My studies took me from appetite on to metabolism. How is the amount of energy that we burn controlled? More hormones seemed to be involved. But, curiously, much of the ground-breaking research that explained our metabolism was being ignored by mainstream medicine. Why was this?
If our appetite and our metabolism are being controlled by powerful hormones, then this would explain why it is so difficult for my patients to lose weight using simple willpower. The hormonal triggers that drive our eating and resting behaviour seem to be mainly influenced by our changing environment.
In this book, I will use the newly emerging scientific understanding of metabolism and appetite and combine this knowledge with what obese people have been trying to tell us for years. I will explain why most of the things that you have been told about obesity are myths, based on poor research and vested interests. I will explain:
- Why it is so difficult to lose weight if you use the current advice from medical and nutritional experts
- How some of this dietary advice can be counter-productive and make weight loss even more difficult
- The best strategies for long-term weight loss and health, whether you want to lose 5lb or 5 stone
- Why many very obese people have the feeling that they are trapped and cannot escape, no matter how hard they try.
Once you have read this book you should have a better understanding of why medical professionals have been failing in their advice on weight loss for so many years and, more importantly, you will be able to use this knowledge to improve your own health and wellbeing. By the end of this book I hope that you will feel a sense of relief that, finally, you have not only an explanation, but also a solution. I will avoid excessive medical jargon (and explain any terms that need to be used) and present my ideas in an accessible (sometimes light-hearted) way to keep you reading.
But first, some background. I am a surgeon at University College Hospital in London. My job is to treat people who cannot lose weight by dieting and have reached the end of the road. They have accepted that for them it is impossible to lose weight and keep that weight off. They know that unless something drastic is done they will spend their lives feeling trapped beneath layers of fat, slowly getting sicker and more frustrated and unhappy. In the last fifteen years I must have interviewed over 2,000 people in this situation.

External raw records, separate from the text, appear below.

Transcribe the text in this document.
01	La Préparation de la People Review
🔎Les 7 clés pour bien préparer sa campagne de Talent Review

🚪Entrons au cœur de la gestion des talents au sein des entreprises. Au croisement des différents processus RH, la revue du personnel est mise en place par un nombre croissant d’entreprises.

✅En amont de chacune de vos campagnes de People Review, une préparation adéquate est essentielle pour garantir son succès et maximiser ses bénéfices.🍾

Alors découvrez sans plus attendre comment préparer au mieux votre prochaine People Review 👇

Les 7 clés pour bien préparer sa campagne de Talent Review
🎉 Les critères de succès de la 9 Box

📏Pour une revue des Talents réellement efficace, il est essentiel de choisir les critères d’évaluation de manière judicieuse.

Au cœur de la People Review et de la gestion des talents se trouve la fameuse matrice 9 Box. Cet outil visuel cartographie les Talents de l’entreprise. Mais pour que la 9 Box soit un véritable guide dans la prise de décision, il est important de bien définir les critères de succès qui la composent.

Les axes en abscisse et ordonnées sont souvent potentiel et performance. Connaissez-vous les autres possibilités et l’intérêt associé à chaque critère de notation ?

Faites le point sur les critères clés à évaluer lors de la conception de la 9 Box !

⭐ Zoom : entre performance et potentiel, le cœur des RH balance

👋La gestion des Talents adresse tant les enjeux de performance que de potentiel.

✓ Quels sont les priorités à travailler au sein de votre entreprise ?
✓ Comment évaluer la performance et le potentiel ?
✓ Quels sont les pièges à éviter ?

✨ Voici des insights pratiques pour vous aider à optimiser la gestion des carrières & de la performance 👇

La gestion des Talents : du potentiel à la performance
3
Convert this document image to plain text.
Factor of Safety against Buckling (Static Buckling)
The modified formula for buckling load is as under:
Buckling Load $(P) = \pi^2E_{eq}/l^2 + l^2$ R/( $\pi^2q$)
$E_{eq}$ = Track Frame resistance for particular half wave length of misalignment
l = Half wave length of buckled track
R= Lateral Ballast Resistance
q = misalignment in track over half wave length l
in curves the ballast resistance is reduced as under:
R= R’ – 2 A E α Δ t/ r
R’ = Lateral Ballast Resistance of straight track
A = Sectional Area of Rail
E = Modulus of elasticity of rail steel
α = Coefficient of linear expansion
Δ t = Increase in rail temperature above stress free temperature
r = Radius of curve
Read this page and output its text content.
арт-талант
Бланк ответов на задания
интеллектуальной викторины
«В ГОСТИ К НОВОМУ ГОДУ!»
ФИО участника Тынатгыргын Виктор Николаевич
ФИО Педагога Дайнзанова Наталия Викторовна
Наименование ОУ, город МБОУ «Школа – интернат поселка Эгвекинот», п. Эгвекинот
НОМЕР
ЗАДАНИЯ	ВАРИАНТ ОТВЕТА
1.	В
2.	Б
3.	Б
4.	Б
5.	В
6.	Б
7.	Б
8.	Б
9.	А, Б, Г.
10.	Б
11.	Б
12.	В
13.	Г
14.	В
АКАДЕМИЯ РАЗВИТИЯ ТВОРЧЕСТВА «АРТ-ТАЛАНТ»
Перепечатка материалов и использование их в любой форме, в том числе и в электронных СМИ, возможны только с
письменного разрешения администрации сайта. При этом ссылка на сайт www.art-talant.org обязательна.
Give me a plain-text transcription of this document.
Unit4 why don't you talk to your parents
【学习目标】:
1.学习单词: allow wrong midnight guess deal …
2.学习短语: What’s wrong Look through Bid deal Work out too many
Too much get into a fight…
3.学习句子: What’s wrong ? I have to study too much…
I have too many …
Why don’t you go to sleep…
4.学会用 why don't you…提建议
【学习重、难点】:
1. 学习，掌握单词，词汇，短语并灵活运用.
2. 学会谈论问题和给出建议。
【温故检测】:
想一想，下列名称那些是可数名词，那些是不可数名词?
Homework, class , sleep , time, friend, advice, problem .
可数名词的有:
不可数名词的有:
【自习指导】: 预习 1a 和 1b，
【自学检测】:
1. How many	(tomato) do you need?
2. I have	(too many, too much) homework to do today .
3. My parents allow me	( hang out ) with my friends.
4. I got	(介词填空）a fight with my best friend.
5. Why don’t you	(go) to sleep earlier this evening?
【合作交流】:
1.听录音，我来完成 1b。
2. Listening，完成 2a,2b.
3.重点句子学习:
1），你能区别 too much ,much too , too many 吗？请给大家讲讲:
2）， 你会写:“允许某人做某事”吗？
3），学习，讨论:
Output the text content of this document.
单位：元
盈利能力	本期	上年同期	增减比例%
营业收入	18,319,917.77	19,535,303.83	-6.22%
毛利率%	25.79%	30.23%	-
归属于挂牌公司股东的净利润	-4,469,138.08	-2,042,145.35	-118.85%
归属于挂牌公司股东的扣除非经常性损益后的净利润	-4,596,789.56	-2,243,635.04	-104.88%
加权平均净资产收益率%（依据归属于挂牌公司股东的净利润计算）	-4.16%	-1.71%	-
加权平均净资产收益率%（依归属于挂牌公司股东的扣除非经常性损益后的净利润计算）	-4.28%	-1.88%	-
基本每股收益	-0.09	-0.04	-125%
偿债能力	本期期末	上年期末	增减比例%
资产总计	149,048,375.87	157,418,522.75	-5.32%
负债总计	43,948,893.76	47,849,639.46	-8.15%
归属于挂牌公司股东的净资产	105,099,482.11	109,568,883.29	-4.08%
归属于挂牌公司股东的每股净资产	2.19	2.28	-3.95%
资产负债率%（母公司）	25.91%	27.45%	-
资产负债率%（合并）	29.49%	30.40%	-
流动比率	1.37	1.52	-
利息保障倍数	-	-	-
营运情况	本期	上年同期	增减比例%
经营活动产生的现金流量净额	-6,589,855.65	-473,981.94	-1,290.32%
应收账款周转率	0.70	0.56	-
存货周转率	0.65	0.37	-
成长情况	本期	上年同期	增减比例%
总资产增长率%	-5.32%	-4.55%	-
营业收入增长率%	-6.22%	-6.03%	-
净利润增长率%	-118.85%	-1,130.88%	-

The solution my patients seek is surgery. Not surgery like liposuction to suck out the fat, but an operation that will change their stomach and intestines to make it easier for them to lose weight: bariatric surgery. You may have heard about this type of surgery in the media. A popular bariatric operation is the gastric band. This entails having an adjustable band (made of a type of plastic) placed around the upper part of the stomach. The band works by stopping you eating very fast making you feel full (and sometimes uncomfortable) after a very small meal. The gastric band has now been overtaken in popularity by two other procedures: one where the stomach is completely bypassed (so food doesnt ever see the stomach), and another where three quarters of the stomach is completely removed, leaving what remains in the shape and size of a narrow tube. This is called the sleeve gastrectomy (more on this in ).